Australian Attorney General Mark Dreyfus has announced that he’s implementing a government staff ban based on advice from security agencies, with all federal public servants being advised to remove the app as soon as possible. In addition to this, several Australian state governments are also assessing a potential ban, while the Australian Broadcasting Commission (ABC) is also reviewing its use of the app.
The ABC is a government-funded entity, but at this stage, the bans only apply to non-corporate elements.
The Australian ban adds to a growing list of regions restricting or banning TikTok outright, which has mostly applied only to government-affiliated usage, at least at this stage.
As you can see in this map, created by the Axios team, TikTok restrictions are steadily spreading across the globe, as geopolitical tensions continue to simmer, and concerns around the potential misuse of TikTok data spark warnings from respective security and law enforcement groups.
Which makes some sense. While much of TikTok’s counter-offensive has focused on how other social media apps gather up user data as well, the concern here is that TikTok information could potentially be shared with Chinese authorities, which could then see it used against government employees, who may be in a position to influence policy.
As such, there’s clear logic to removing TikTok from government staff devices specifically. And really, why do government employees need TikTok on their official devices anyway?
The Australian Government’s decision now means that all members of the ‘Five Eyes’ intelligence sharing network (Australia, Canada, the US, the UK and New Zealand) have moved to ban the app from government devices. That indicates that the intelligence community has clearly expressed concerns about the app.

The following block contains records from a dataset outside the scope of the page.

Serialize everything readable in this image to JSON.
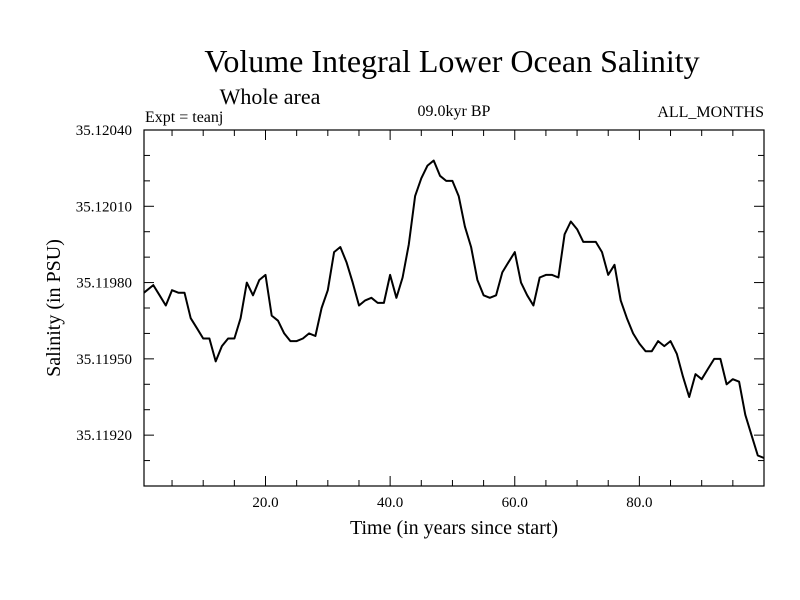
{
  "chart_data": {
    "type": "line",
    "title": "Volume Integral Lower Ocean Salinity",
    "subtitle": "Whole area",
    "annotations": {
      "left": "Expt = teanj",
      "center": "09.0kyr BP",
      "right": "ALL_MONTHS"
    },
    "xlabel": "Time (in years since start)",
    "ylabel": "Salinity (in PSU)",
    "xlim": [
      0.5,
      100
    ],
    "ylim": [
      35.119,
      35.1204
    ],
    "xticks": [
      {
        "value": 20,
        "label": "20.0"
      },
      {
        "value": 40,
        "label": "40.0"
      },
      {
        "value": 60,
        "label": "60.0"
      },
      {
        "value": 80,
        "label": "80.0"
      }
    ],
    "yticks": [
      {
        "value": 35.1192,
        "label": "35.11920"
      },
      {
        "value": 35.1195,
        "label": "35.11950"
      },
      {
        "value": 35.1198,
        "label": "35.11980"
      },
      {
        "value": 35.1201,
        "label": "35.12010"
      },
      {
        "value": 35.1204,
        "label": "35.12040"
      }
    ],
    "grid": false,
    "legend": "none",
    "series": [
      {
        "name": "Salinity",
        "color": "#000000",
        "x": [
          0.5,
          2,
          3,
          4,
          5,
          6,
          7,
          8,
          9,
          10,
          11,
          12,
          13,
          14,
          15,
          16,
          17,
          18,
          19,
          20,
          21,
          22,
          23,
          24,
          25,
          26,
          27,
          28,
          29,
          30,
          31,
          32,
          33,
          34,
          35,
          36,
          37,
          38,
          39,
          40,
          41,
          42,
          43,
          44,
          45,
          46,
          47,
          48,
          49,
          50,
          51,
          52,
          53,
          54,
          55,
          56,
          57,
          58,
          59,
          60,
          61,
          62,
          63,
          64,
          65,
          66,
          67,
          68,
          69,
          70,
          71,
          72,
          73,
          74,
          75,
          76,
          77,
          78,
          79,
          80,
          81,
          82,
          83,
          84,
          85,
          86,
          87,
          88,
          89,
          90,
          91,
          92,
          93,
          94,
          95,
          96,
          97,
          98,
          99,
          100
        ],
        "values": [
          35.11976,
          35.11979,
          35.11975,
          35.11971,
          35.11977,
          35.11976,
          35.11976,
          35.11966,
          35.11962,
          35.11958,
          35.11958,
          35.11949,
          35.11955,
          35.11958,
          35.11958,
          35.11966,
          35.1198,
          35.11975,
          35.11981,
          35.11983,
          35.11967,
          35.11965,
          35.1196,
          35.11957,
          35.11957,
          35.11958,
          35.1196,
          35.11959,
          35.1197,
          35.11977,
          35.11992,
          35.11994,
          35.11988,
          35.1198,
          35.11971,
          35.11973,
          35.11974,
          35.11972,
          35.11972,
          35.11983,
          35.11974,
          35.11982,
          35.11995,
          35.12014,
          35.12021,
          35.12026,
          35.12028,
          35.12022,
          35.1202,
          35.1202,
          35.12014,
          35.12002,
          35.11994,
          35.11981,
          35.11975,
          35.11974,
          35.11975,
          35.11984,
          35.11988,
          35.11992,
          35.1198,
          35.11975,
          35.11971,
          35.11982,
          35.11983,
          35.11983,
          35.11982,
          35.11999,
          35.12004,
          35.12001,
          35.11996,
          35.11996,
          35.11996,
          35.11992,
          35.11983,
          35.11987,
          35.11973,
          35.11966,
          35.1196,
          35.11956,
          35.11953,
          35.11953,
          35.11957,
          35.11955,
          35.11957,
          35.11952,
          35.11943,
          35.11935,
          35.11944,
          35.11942,
          35.11946,
          35.1195,
          35.1195,
          35.1194,
          35.11942,
          35.11941,
          35.11928,
          35.1192,
          35.11912,
          35.11911
        ]
      }
    ]
  }
}
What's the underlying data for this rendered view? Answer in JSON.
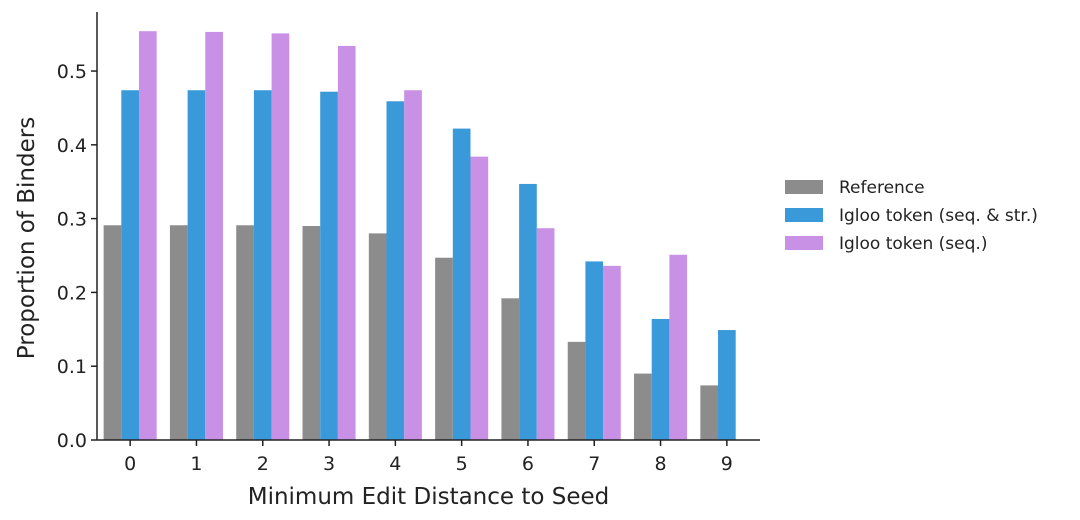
{
  "chart_data": {
    "type": "bar",
    "title": "",
    "xlabel": "Minimum Edit Distance to Seed",
    "ylabel": "Proportion of Binders",
    "categories": [
      "0",
      "1",
      "2",
      "3",
      "4",
      "5",
      "6",
      "7",
      "8",
      "9"
    ],
    "ylim": [
      0,
      0.58
    ],
    "yticks": [
      "0.0",
      "0.1",
      "0.2",
      "0.3",
      "0.4",
      "0.5"
    ],
    "grid": false,
    "legend_position": "right",
    "series": [
      {
        "name": "Reference",
        "color": "#8c8c8c",
        "values": [
          0.291,
          0.291,
          0.291,
          0.29,
          0.28,
          0.247,
          0.192,
          0.133,
          0.09,
          0.074
        ]
      },
      {
        "name": "Igloo token (seq. & str.)",
        "color": "#3a9ad9",
        "values": [
          0.474,
          0.474,
          0.474,
          0.472,
          0.459,
          0.422,
          0.347,
          0.242,
          0.164,
          0.149
        ]
      },
      {
        "name": "Igloo token (seq.)",
        "color": "#c991e6",
        "values": [
          0.554,
          0.553,
          0.551,
          0.534,
          0.474,
          0.384,
          0.287,
          0.236,
          0.251,
          null
        ]
      }
    ]
  }
}
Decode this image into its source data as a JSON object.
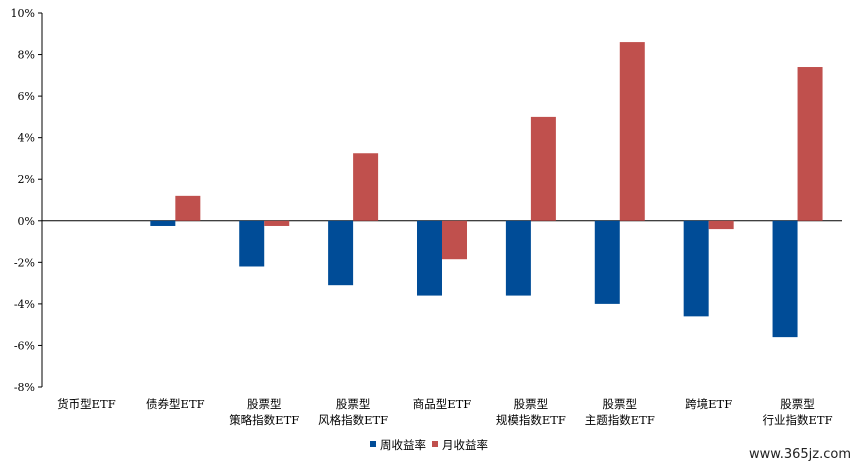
{
  "chart_data": {
    "type": "bar",
    "categories": [
      [
        "货币型ETF"
      ],
      [
        "债券型ETF"
      ],
      [
        "股票型",
        "策略指数ETF"
      ],
      [
        "股票型",
        "风格指数ETF"
      ],
      [
        "商品型ETF"
      ],
      [
        "股票型",
        "规模指数ETF"
      ],
      [
        "股票型",
        "主题指数ETF"
      ],
      [
        "跨境ETF"
      ],
      [
        "股票型",
        "行业指数ETF"
      ]
    ],
    "series": [
      {
        "name": "周收益率",
        "color": "#004C97",
        "values": [
          0.0,
          -0.25,
          -2.2,
          -3.1,
          -3.6,
          -3.6,
          -4.0,
          -4.6,
          -5.6
        ]
      },
      {
        "name": "月收益率",
        "color": "#C0504D",
        "values": [
          0.0,
          1.2,
          -0.25,
          3.25,
          -1.85,
          5.0,
          8.6,
          -0.4,
          7.4
        ]
      }
    ],
    "ylim": [
      -8,
      10
    ],
    "ytick_step": 2,
    "ytick_format": "%",
    "legend_position": "bottom",
    "grid": false,
    "title": "",
    "xlabel": "",
    "ylabel": ""
  },
  "watermark": "www.365jz.com"
}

The question now is whether those concerns extend to regular users, and in particular, youngsters using the app to connect and share with friends.
On one hand, regular users would seem less susceptible to any potential interference in this respect – but then again, if you extend the logic that it could be used to spy on government employees, what about their family and their friends? There could be reason to institute broader bans – which is what the US Government is now mulling over as we head into the Easter break.
And you can bet that if the White House bans the app outright, most of these regions will follow suit.
The recent appearance of TikTok CEO Shou Zi Chew before the US Senate may have helped to make him an icon in the app, but it appears to have done little to ease concerns among cybersecurity groups.